Hey HN! I'm Fabio and I built UltraContext, a simple context API for AI agents with automatic versioning.
After two years building AI agents in production, I experienced firsthand how frustrating it is to manage context at scale. Storing messages, iterating system prompts, debugging behavior and multi-agent patterns—all while keeping track of everything without breaking anything. It was driving me insane.
So I built UltraContext. The mental model is git for context:
- Updates and deletes automatically create versions (history is never lost)
- Replay state at any point
The API is 5 methods:
uc.create() // new context (can fork from existing)
uc.append() // add message
uc.get() // retrieve by version, timestamp, or index
uc.update() // edit message → creates version
uc.delete() // remove message → creates version
Messages are schema-free. Store conversation history, tool calls, system prompts—whatever shape you need. Pass it straight to your LLM using any framework you'd like.
What it's for:
- Persisting conversation state across sessions
- Debugging agent behavior (rewind to decision point)
- Forking contexts to test different flows
- Audit trails without building audit infrastructure
- Multi-agent and sub-agent patterns
What it's NOT:
- Not a memory/RAG system (no semantic search)
- Not a vector database
- Not an Orchestration/LLM framework
UltraContext handles versioning, branching, history. You get time-travel with one line.
Docs: https://ultracontext.ai/docs
Early access: https://ultracontext.ai
Would love feedback! Especially from anyone who's rolled their own context engineering and can tell me what I'm missing.

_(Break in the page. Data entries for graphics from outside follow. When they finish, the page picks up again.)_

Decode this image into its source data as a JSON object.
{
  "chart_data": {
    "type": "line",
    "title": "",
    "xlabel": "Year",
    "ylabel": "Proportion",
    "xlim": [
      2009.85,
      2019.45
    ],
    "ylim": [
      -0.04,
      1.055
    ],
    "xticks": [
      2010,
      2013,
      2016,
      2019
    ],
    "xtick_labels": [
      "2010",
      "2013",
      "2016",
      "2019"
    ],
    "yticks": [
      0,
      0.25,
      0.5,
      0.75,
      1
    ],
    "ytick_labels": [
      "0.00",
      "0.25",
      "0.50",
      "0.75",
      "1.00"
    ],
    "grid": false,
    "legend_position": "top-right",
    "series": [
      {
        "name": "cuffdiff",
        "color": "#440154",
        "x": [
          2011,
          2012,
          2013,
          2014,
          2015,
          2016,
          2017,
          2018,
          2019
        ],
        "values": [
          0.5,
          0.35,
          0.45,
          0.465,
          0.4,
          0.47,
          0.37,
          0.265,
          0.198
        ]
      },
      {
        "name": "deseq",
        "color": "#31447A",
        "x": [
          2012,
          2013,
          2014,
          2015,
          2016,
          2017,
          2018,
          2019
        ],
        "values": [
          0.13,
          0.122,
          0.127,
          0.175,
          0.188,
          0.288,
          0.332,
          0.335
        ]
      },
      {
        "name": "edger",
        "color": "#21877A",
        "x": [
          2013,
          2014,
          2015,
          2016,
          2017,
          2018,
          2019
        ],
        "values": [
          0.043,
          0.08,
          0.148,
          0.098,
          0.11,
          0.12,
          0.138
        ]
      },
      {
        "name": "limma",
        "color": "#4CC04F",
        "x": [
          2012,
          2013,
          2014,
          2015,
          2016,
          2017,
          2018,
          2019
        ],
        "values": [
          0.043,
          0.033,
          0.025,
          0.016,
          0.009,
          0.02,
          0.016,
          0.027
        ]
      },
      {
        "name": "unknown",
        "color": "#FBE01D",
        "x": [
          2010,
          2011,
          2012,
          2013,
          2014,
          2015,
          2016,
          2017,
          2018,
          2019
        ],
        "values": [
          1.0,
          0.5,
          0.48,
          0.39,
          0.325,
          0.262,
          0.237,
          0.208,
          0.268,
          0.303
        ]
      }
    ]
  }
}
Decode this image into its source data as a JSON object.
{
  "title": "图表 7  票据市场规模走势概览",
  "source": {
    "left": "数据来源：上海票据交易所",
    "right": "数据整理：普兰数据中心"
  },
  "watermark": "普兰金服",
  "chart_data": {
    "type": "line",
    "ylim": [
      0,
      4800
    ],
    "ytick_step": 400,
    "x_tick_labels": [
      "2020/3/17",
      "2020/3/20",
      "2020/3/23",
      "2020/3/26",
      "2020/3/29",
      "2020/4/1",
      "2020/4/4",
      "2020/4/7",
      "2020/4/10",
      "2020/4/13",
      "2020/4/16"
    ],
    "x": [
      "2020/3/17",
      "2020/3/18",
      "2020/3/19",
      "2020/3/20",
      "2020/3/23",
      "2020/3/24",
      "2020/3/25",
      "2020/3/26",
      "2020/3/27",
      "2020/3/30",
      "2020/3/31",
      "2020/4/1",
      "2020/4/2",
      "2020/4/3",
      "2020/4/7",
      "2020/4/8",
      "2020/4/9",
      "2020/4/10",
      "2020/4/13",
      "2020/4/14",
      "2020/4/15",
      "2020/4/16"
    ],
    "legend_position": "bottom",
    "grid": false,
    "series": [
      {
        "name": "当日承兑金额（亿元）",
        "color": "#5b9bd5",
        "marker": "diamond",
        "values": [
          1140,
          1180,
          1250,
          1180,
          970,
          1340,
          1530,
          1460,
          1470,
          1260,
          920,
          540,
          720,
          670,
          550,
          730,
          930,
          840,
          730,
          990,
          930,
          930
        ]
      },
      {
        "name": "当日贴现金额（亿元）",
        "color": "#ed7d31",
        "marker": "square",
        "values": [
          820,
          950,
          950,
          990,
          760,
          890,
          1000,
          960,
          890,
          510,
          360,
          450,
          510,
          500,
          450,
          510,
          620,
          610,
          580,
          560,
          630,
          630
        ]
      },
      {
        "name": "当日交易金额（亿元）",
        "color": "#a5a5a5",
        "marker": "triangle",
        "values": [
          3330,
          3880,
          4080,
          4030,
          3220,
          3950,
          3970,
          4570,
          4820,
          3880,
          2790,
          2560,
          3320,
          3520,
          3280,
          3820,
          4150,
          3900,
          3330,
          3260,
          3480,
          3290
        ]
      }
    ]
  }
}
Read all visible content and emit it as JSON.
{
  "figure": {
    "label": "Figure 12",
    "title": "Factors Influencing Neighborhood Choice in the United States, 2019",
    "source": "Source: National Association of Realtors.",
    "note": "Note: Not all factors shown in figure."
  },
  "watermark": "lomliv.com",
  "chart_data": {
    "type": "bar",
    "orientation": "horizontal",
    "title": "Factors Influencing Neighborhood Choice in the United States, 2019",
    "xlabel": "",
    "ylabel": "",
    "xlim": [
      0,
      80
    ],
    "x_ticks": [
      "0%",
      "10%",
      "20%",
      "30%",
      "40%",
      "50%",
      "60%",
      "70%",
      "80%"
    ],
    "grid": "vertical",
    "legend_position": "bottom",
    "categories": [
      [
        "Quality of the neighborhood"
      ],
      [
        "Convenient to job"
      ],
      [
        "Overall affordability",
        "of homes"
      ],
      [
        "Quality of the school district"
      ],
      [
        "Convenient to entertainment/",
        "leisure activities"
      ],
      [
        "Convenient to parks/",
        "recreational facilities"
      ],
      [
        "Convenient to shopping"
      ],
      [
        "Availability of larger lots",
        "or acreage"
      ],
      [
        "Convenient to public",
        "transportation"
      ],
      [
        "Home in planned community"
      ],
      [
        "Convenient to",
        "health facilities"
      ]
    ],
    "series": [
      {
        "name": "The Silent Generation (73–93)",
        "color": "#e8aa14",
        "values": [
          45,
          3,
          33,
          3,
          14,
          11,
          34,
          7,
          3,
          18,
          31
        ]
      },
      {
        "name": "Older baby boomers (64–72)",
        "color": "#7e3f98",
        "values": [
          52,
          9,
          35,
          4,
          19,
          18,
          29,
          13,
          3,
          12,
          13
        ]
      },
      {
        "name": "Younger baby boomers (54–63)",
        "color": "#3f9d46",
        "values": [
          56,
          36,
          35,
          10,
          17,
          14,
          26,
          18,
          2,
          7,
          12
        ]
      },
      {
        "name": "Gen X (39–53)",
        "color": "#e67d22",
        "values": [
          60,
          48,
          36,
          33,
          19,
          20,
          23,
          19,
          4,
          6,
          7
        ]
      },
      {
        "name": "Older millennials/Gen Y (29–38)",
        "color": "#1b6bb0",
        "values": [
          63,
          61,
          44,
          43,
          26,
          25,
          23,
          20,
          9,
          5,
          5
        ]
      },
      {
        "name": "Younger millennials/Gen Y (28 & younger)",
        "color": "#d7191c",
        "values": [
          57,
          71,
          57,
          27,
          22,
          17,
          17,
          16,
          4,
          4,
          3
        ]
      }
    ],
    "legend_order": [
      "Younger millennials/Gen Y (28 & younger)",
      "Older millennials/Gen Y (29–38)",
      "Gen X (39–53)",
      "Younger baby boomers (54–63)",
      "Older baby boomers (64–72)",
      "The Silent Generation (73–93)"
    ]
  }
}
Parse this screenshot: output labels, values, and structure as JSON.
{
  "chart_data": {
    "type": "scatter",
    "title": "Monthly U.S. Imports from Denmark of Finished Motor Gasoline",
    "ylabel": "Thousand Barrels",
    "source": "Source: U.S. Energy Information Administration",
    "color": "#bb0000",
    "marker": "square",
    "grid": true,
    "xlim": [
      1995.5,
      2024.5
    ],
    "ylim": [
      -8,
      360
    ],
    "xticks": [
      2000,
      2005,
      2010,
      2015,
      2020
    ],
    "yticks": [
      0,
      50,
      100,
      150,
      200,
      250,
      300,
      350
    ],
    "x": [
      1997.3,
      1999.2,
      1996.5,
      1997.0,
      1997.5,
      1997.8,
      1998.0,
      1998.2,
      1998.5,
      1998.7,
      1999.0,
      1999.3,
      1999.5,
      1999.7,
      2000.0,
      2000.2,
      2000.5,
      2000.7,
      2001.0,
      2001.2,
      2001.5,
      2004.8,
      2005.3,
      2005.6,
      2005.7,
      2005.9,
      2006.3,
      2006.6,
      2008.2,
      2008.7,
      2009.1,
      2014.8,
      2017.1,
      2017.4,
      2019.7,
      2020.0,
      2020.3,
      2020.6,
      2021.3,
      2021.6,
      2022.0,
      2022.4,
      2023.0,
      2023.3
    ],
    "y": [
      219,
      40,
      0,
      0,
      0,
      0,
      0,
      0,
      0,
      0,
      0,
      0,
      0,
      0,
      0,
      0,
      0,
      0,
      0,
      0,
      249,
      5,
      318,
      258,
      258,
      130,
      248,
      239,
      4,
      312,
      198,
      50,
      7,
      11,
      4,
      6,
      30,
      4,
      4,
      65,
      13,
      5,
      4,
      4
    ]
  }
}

I’ve been working on AI memory backends and context management myself and the core insight here — that context needs to be versionable and inspectable, not just a growing blob — is spot on.
Tried UltraContext in my project TruthKeeper and it clicked immediately. Being able to trace back why an agent “remembered” something wrong is a game changer for production debugging.
One thing I’d love to see: any thoughts on compression strategies for long-running agents? I’ve been experimenting with semantic compression to keep context windows manageable without losing critical information. Great work, will be following this closely.